Il est aussi pertinent de souligner que de nombreux fonctionnaires publics du gouvernement chaviste sont accusés, preuves à l’appui, de corruption. L’exemple le plus révélateur est celui de l’ancien trésorier de la nation (et garde du corps de l’ancien président Hugo Chávez) Alejandro Andrade. Il a été condamné en 2018 à 10 ans de prison après avoir avoué avoir reçu un milliard de dollars (890 millions d’euros) en pots-de-vin. Le Département du Trésor des États-Unis a procédé à la confiscation et à la vente de ses biens en territoire américain. Ils ont par exemple confié à la compagnie CWS Marketing de vendre les 14 chevaux qu’Andrade avait aux États-Unis ; on estime que la vente aux enchères a permis de recueillir 1,23 million de dollars (un million d’euros). Difficile de justifier ces sommes faramineuses avec son salaire de fonctionnaire public !
Bilan du rapport des Nations unies et de la réunion de l’OEA
Le rapport de la visite de Michelle Bachelet, la Haute-Commissaire des Nations unies aux droits de l’homme de l’ONU, est sans doute la preuve irréfutable que le régime de Maduro ne respecte pas les droits de l’homme. Depuis le siège des Nations unies à Genève, Bachelet a expliqué que, dans le pays, il y a des tortures, des assassinats, mais aussi une violente crise humanitaire que le gouvernement nie catégoriquement. Elle a souligné à plusieurs reprises que la grande majorité de ces crimes étaient commis par les Forces d’actions spéciales (ou FAES) et par les «colectivos» (groupes paramilitaires armés).

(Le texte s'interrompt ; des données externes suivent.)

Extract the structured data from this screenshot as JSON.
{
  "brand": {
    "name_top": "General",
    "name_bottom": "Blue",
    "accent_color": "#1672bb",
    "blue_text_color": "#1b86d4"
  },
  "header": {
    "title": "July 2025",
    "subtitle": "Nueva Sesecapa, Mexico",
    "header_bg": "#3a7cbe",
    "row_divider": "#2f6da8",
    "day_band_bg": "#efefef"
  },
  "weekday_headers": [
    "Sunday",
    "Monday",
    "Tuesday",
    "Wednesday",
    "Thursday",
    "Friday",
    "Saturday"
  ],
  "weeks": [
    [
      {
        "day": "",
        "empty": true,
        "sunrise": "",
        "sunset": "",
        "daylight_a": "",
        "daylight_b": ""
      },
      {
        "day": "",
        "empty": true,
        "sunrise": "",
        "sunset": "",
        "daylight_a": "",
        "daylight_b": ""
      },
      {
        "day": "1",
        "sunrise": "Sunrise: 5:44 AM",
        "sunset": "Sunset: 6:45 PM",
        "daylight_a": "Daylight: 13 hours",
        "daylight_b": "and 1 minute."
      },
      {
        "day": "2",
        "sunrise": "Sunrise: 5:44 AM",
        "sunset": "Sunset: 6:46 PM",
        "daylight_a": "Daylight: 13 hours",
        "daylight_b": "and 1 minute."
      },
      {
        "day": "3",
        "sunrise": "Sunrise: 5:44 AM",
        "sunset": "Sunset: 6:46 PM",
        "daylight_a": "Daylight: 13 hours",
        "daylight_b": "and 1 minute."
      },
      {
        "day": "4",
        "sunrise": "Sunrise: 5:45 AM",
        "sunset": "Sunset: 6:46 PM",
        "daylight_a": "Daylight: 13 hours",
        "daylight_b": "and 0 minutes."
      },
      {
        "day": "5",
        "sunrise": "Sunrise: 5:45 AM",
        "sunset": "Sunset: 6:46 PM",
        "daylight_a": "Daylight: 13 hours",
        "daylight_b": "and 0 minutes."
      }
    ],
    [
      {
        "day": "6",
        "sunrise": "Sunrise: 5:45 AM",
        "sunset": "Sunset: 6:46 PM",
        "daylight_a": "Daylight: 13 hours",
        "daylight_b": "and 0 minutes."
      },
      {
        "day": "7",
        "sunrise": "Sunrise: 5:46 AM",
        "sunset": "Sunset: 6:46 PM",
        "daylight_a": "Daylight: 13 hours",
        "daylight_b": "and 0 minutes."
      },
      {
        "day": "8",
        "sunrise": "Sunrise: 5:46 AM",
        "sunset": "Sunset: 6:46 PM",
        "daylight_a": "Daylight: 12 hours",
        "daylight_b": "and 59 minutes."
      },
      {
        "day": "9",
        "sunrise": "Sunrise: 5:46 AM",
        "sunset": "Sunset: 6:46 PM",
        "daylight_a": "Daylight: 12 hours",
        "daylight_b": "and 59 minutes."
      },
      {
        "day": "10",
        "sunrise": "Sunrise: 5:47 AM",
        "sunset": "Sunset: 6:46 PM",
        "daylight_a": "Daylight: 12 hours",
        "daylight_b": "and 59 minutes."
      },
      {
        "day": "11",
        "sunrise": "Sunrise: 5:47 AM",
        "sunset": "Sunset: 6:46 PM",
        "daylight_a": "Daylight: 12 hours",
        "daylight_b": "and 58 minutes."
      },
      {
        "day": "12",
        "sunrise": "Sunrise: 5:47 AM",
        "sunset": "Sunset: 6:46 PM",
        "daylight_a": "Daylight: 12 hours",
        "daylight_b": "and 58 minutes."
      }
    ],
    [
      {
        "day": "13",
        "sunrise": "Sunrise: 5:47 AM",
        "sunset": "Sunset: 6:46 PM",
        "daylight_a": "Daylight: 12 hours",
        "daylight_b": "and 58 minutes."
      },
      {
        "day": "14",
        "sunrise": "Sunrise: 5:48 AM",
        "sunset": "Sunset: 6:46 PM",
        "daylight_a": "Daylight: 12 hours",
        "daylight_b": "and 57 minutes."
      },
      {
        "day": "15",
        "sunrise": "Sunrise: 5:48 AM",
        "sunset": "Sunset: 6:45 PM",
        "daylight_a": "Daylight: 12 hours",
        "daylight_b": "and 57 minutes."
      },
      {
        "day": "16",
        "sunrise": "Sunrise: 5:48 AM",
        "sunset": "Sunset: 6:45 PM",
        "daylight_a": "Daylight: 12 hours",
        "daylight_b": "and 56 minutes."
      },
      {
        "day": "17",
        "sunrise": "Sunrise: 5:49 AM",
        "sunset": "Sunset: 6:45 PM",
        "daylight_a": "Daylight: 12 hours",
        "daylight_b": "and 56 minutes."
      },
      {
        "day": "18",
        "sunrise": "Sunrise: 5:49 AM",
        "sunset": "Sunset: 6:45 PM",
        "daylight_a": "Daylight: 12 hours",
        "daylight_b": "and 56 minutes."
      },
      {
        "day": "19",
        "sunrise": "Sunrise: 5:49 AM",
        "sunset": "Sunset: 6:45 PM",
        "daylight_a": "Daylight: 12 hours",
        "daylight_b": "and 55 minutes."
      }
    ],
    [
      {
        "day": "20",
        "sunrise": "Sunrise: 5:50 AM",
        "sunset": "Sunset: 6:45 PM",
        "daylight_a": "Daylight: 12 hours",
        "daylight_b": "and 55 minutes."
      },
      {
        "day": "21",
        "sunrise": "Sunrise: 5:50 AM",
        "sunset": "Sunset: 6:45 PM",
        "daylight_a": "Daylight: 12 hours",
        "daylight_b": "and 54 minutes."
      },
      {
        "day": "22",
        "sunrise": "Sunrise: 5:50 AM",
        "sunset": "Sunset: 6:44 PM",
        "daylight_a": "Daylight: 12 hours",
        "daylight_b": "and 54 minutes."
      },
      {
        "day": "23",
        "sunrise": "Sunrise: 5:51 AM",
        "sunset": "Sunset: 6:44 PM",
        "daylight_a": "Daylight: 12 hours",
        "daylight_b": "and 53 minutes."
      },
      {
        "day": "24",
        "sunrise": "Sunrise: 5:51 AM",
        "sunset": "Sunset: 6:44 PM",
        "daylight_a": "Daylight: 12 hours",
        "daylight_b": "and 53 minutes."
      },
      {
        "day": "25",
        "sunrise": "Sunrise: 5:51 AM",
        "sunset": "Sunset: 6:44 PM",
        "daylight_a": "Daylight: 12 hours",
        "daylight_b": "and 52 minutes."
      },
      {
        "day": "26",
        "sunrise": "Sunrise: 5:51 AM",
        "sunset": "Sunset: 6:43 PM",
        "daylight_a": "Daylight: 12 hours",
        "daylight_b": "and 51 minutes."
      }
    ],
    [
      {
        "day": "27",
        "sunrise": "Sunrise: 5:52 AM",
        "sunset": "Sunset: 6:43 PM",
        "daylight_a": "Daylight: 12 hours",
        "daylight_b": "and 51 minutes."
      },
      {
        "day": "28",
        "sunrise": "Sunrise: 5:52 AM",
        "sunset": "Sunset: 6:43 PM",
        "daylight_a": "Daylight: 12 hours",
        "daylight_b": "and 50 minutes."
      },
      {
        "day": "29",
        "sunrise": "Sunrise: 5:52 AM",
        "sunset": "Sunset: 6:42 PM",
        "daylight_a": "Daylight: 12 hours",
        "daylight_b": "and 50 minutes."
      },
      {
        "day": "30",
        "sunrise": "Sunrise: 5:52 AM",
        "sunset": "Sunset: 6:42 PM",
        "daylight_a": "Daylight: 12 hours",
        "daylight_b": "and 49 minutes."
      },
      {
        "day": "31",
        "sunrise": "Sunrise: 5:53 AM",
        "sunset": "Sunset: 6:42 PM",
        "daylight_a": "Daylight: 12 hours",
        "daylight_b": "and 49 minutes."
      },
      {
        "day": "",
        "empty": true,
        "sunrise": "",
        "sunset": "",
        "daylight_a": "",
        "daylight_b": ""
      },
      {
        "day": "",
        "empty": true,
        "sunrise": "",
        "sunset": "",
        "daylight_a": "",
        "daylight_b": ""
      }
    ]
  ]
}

Michelle Bachelet déclare alors que «les assassinats présentent un schéma similaire et ont lieu pendant des perquisitions illégales réalisées par la FAES, par la suite, les rapports officiels montrent qu’il y a eu un affrontement armé même si les témoins expliquent que les victimes ne portaient pas d’armes». Il faut souligner que, depuis janvier, la FAES a assassiné 37 personnes dans les zones les plus pauvres de Caracas
En 2018, on compte 205 assassinats également perpétrés par ces forces spéciales. En revanche, elle a aussi mis en évidence que la crise économique et sociale du Venezuela s’est accentuée davantage à la suite des sanctions américaines qui ont commencé en janvier. Du côté du régime de Nicolás Maduro, le vice-président du parti socialiste Diosdado Cabello a simplement déclaré que Bachelet a «envoyé une commission qui s’est contentée de lire ce que l’opposition lui a donné. Nous savions déjà que cette personne qui a gouverné pendant 8 ans sous la constitution du dictateur Pinochet allez faire cela». Le même jour, lors d’une réunion de l’OEA à Washington, le lieutenant vénézuélien Ronald Alirio Dugarte Silva a dévoilé une vidéo inédite des tortures qui ont lieu au siège de la Direction générale de contre-intelligence militaire (DGCIM). Vidéo où l’on peut aussi observer les conditions déplorables des prisonniers.
Les emprisonnements arbitraires au Venezuela s’accentuent
Le dernier emprisonnement a été celui de Roberto Marrero, chef de cabinet du président par intérim Juan Guaidó, par le Service d’Intelligence (Sebin), sous prétexte qu’il faisait partie d’un groupe terroriste. D’après le ministre de la Justice Néstor Reverol, Marrero était un des membres principaux d’un groupe terroriste qui visait à détruire des hôpitaux et des métros dans tout le pays. Le rapport officiel a montré que Marrero avait dans son appartement des fusils d’assauts et des grenades. Guaidó a déclaré que cette détention de Marrero montre à quel point le régime de Maduro est désespéré puisqu’ils ne peuvent pas l’incarcérer : «Comme ils ne peuvent pas incarcérer le président par intérim, ils prennent les membres les plus proches. Quoi qu’il arrive, on va rester ici.» Guaidó lui-même a également été victime d’une détention arbitraire le 13 janvier lorsque des membres du Sebin ont interpellé sa voiture ; il a été libéré peu de temps après.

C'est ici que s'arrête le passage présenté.